Willow: I've been at Mr. Donut since the tv did that snowy thing.
Mr. Donut is a national chain of stores along the lines of Dunkin' Donuts. The "snowy thing" refers to the way a television displays static due to a lack of a signal. In other words, Willow was awake past the time when the television station stopped broadcasting.
Buffy: This was vivid. Really vivid. Three dimensional, Sensurround, the hills are alive...
Sensurround refers to a sound technique used mostly in the 70s, where extra low bass (outside the human hearing range) would be added to the mix. Buffy probably intended to say surround sound like she did in her Reptile Boy comments. The phrase "the hills are alive" refers to the famous song from the movie musical The Sound of Music. Both comments are more likely intended to evoke a general sense of how vivid her "dream" was rather than being specific references to anything.
Faith: Get out of jail free, huh?
From the board game Monopoly. The get out of jail free card does just that for the player who gets it.
Buffy: Look... I know that I have to do this, and I'll cooperate and look at your ink blots and everything...
A reference to the Rorschach test once common in clinical psychology. In the test the subject's interpretation of a series of ink blots is supposed to give the examiner insight into their psyche.
Oz: Just a thought - Poker, not your game.
Poker is a gambling card game that requires participant to be able to bluff about the quality of their hand. Giles shows a decided inability with his delivery of the "no need to panic" line.
Faith: Every guy from Manimal to Mr. I-Love-The-English-Patient has beast in him.
Faith contrasts the outward beastliness of Manimal with the outward sensitivity of The English Patient lover. Manimal is most likely a reference to the short lived 1983 television show of the same name. In the show the lead character had the ability to transform himself into various animals. The English Patient is a book and later Oscar winning movie that is most often considered a chick-flick.

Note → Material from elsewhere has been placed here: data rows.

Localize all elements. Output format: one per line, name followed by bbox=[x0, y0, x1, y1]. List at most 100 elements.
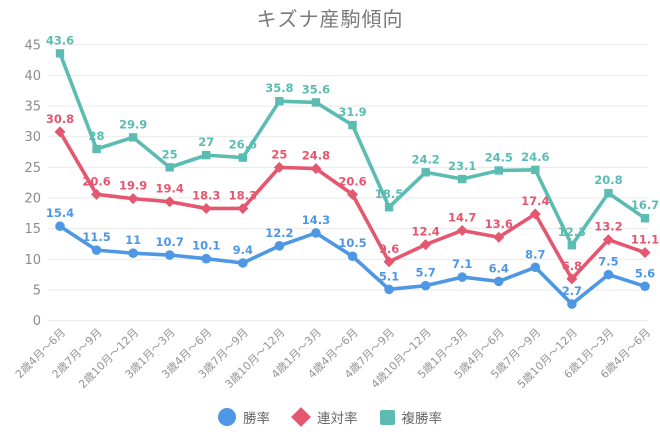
data-label: 18.5 bbox=[375, 187, 403, 201]
square-marker-icon bbox=[379, 409, 395, 425]
data-point[interactable] bbox=[602, 234, 614, 246]
legend-label: 勝率 bbox=[243, 411, 270, 427]
data-point[interactable] bbox=[383, 256, 395, 268]
data-point[interactable] bbox=[311, 228, 321, 238]
data-point[interactable] bbox=[275, 96, 284, 106]
data-label: 25 bbox=[271, 147, 287, 161]
data-label: 14.7 bbox=[448, 211, 476, 225]
data-point[interactable] bbox=[238, 153, 248, 162]
data-label: 17.4 bbox=[521, 194, 549, 208]
data-point[interactable] bbox=[55, 221, 65, 232]
chart-canvas: 0510152025303540452歳4月～6月2歳7月～9月2歳10月～12… bbox=[13, 33, 659, 391]
data-point[interactable] bbox=[165, 163, 174, 172]
data-point[interactable] bbox=[640, 281, 650, 292]
data-label: 13.2 bbox=[594, 220, 622, 234]
data-point[interactable] bbox=[420, 239, 432, 251]
data-point[interactable] bbox=[530, 262, 541, 273]
data-label: 31.9 bbox=[338, 105, 366, 119]
data-label: 2.7 bbox=[562, 284, 582, 298]
data-point[interactable] bbox=[128, 133, 138, 142]
data-point[interactable] bbox=[164, 250, 175, 260]
legend-item-win-rate[interactable]: 勝率 bbox=[218, 407, 270, 427]
data-point[interactable] bbox=[567, 299, 577, 309]
y-tick-label: 20 bbox=[24, 192, 41, 207]
data-point[interactable] bbox=[639, 247, 651, 259]
data-point[interactable] bbox=[91, 188, 103, 200]
data-label: 6.4 bbox=[489, 261, 509, 275]
data-label: 26.6 bbox=[229, 138, 257, 152]
data-point[interactable] bbox=[127, 193, 139, 205]
series-line-show-rate bbox=[58, 51, 647, 248]
legend-item-show-rate[interactable]: 複勝率 bbox=[379, 407, 443, 427]
data-label: 19.4 bbox=[156, 182, 184, 196]
data-point[interactable] bbox=[54, 126, 66, 138]
data-label: 28 bbox=[89, 129, 105, 143]
data-label: 19.9 bbox=[119, 179, 147, 193]
data-label: 29.9 bbox=[119, 117, 147, 131]
data-point[interactable] bbox=[529, 208, 541, 220]
data-point[interactable] bbox=[640, 214, 650, 223]
data-point[interactable] bbox=[348, 120, 357, 130]
data-point[interactable] bbox=[237, 202, 249, 214]
data-point[interactable] bbox=[91, 245, 102, 255]
data-point[interactable] bbox=[273, 161, 285, 173]
data-label: 24.2 bbox=[411, 152, 439, 166]
data-point[interactable] bbox=[493, 231, 505, 243]
data-point[interactable] bbox=[310, 163, 322, 175]
data-point[interactable] bbox=[384, 203, 394, 212]
data-label: 8.7 bbox=[525, 247, 545, 261]
data-point[interactable] bbox=[164, 196, 176, 208]
data-point[interactable] bbox=[566, 273, 578, 285]
data-label: 43.6 bbox=[46, 33, 74, 47]
data-label: 7.5 bbox=[598, 255, 618, 269]
data-label: 14.3 bbox=[302, 213, 330, 227]
data-point[interactable] bbox=[238, 258, 248, 268]
data-point[interactable] bbox=[200, 202, 212, 214]
data-point[interactable] bbox=[55, 49, 65, 58]
y-tick-label: 35 bbox=[24, 100, 41, 115]
data-point[interactable] bbox=[274, 241, 285, 251]
y-tick-label: 25 bbox=[24, 161, 41, 176]
data-point[interactable] bbox=[456, 225, 468, 237]
data-label: 12.3 bbox=[558, 225, 586, 239]
data-label: 6.8 bbox=[562, 259, 582, 273]
legend-label: 連対率 bbox=[317, 411, 358, 427]
data-point[interactable] bbox=[128, 248, 138, 258]
data-point[interactable] bbox=[384, 284, 394, 295]
data-label: 7.1 bbox=[452, 257, 472, 271]
data-label: 10.1 bbox=[192, 239, 220, 253]
data-point[interactable] bbox=[347, 251, 358, 262]
y-tick-label: 10 bbox=[24, 253, 41, 268]
data-label: 12.2 bbox=[265, 226, 293, 240]
data-label: 5.6 bbox=[635, 266, 655, 280]
data-point[interactable] bbox=[420, 280, 431, 291]
chart-title: キズナ産駒傾向 bbox=[256, 7, 404, 31]
data-label: 11.1 bbox=[631, 233, 659, 247]
data-label: 12.4 bbox=[411, 225, 439, 239]
legend-item-place-rate[interactable]: 連対率 bbox=[291, 407, 358, 427]
data-point[interactable] bbox=[567, 241, 577, 250]
data-label: 9.6 bbox=[379, 242, 399, 256]
data-point[interactable] bbox=[421, 168, 430, 177]
data-point[interactable] bbox=[457, 272, 467, 282]
data-point[interactable] bbox=[347, 188, 358, 200]
data-point[interactable] bbox=[457, 174, 467, 184]
data-label: 20.8 bbox=[594, 173, 622, 187]
data-label: 13.6 bbox=[485, 217, 513, 231]
data-label: 25 bbox=[162, 147, 178, 161]
data-point[interactable] bbox=[201, 253, 212, 264]
legend-label: 複勝率 bbox=[401, 411, 443, 427]
y-tick-label: 5 bbox=[33, 283, 41, 298]
data-label: 10.7 bbox=[156, 235, 184, 249]
data-point[interactable] bbox=[202, 150, 211, 160]
data-point[interactable] bbox=[493, 276, 504, 287]
data-point[interactable] bbox=[494, 166, 503, 175]
data-point[interactable] bbox=[311, 98, 321, 107]
data-point[interactable] bbox=[603, 269, 614, 280]
data-point[interactable] bbox=[604, 188, 613, 198]
data-point[interactable] bbox=[531, 165, 540, 175]
data-label: 11.5 bbox=[82, 230, 110, 244]
data-label: 23.1 bbox=[448, 159, 476, 173]
data-point[interactable] bbox=[92, 144, 101, 154]
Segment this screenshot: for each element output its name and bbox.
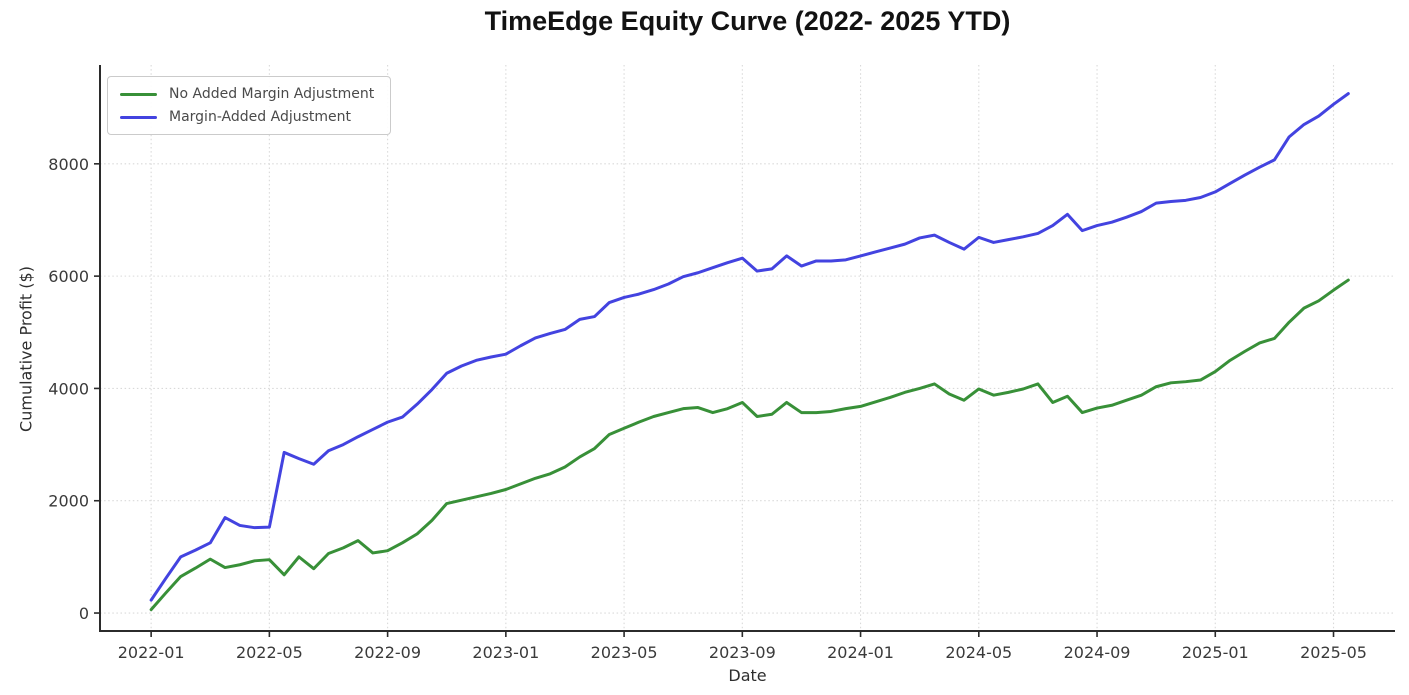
series-line-no-added-margin (149, 278, 1350, 612)
legend-swatch-blue-line (120, 115, 157, 119)
x-tick-label: 2025-05 (1300, 643, 1367, 662)
tick-marks (94, 163, 1335, 637)
x-tick-label: 2022-01 (118, 643, 185, 662)
x-tick-label: 2023-09 (709, 643, 776, 662)
legend-label: Margin-Added Adjustment (169, 109, 351, 125)
x-tick-label: 2023-01 (472, 643, 539, 662)
y-tick-label: 2000 (48, 492, 89, 511)
series-lines (149, 92, 1350, 612)
x-tick-label: 2025-01 (1182, 643, 1249, 662)
y-tick-label: 6000 (48, 267, 89, 286)
y-axis-label: Cumulative Profit ($) (16, 266, 36, 432)
y-tick-label: 0 (79, 604, 89, 623)
x-tick-label: 2022-05 (236, 643, 303, 662)
x-tick-label: 2023-05 (591, 643, 658, 662)
gridlines (100, 65, 1395, 631)
x-tick-label: 2024-01 (827, 643, 894, 662)
x-tick-label: 2024-05 (945, 643, 1012, 662)
x-tick-label: 2024-09 (1064, 643, 1131, 662)
y-tick-label: 4000 (48, 379, 89, 398)
legend-row-no-added-margin: No Added Margin Adjustment (120, 86, 374, 102)
legend: No Added Margin Adjustment Margin-Added … (107, 76, 392, 135)
series-line-margin-added (149, 92, 1350, 602)
x-tick-label: 2022-09 (354, 643, 421, 662)
axis-spines (99, 65, 1395, 632)
legend-row-margin-added: Margin-Added Adjustment (120, 109, 374, 125)
chart-title: TimeEdge Equity Curve (2022- 2025 YTD) (484, 6, 1011, 36)
y-tick-label: 8000 (48, 155, 89, 174)
legend-swatch-green-line (120, 92, 157, 96)
x-tick-labels: 2022-01 2022-05 2022-09 2023-01 2023-05 2023-… (118, 643, 1367, 662)
y-tick-labels: 0 2000 4000 6000 8000 (48, 155, 89, 623)
x-axis-label: Date (728, 666, 767, 685)
legend-label: No Added Margin Adjustment (169, 86, 375, 102)
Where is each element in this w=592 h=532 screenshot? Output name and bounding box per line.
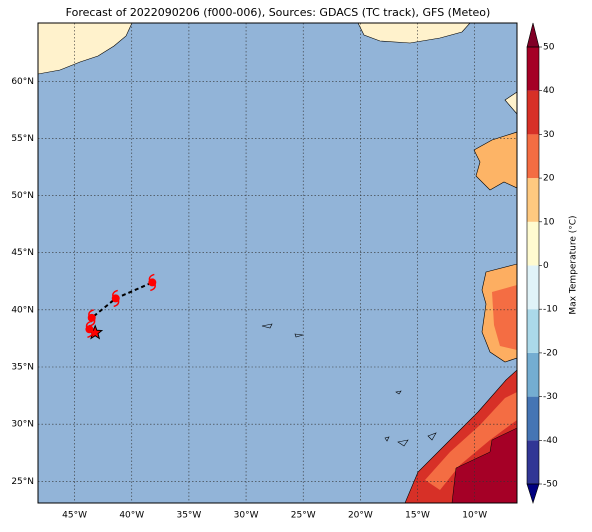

Xander: I can handle the Oz full monty.
The British phrase "the full monty" basically means "to do everything". A rough American equivalent would be "the whole nine yards". After the success of the 1997 movie The Full Monty, wherein the term was applied to a group of male strippers getting completely naked, the term is now most associated with total (male) nudity.
Xander: Oh, Call of the Wild. Aren't we reading the Cliffs Notes to this for English?
Call of the Wild is the Jack London novel about a dog taken from a domestic existence to run in the wild with the wolves. Cliffs Notes are literary guides that many students read in place of the actual novel. Xander is apparently taking this shortcut.
Title: Beauty and the Beasts.
The title refers to the classic fairy tale Beauty and the Beast.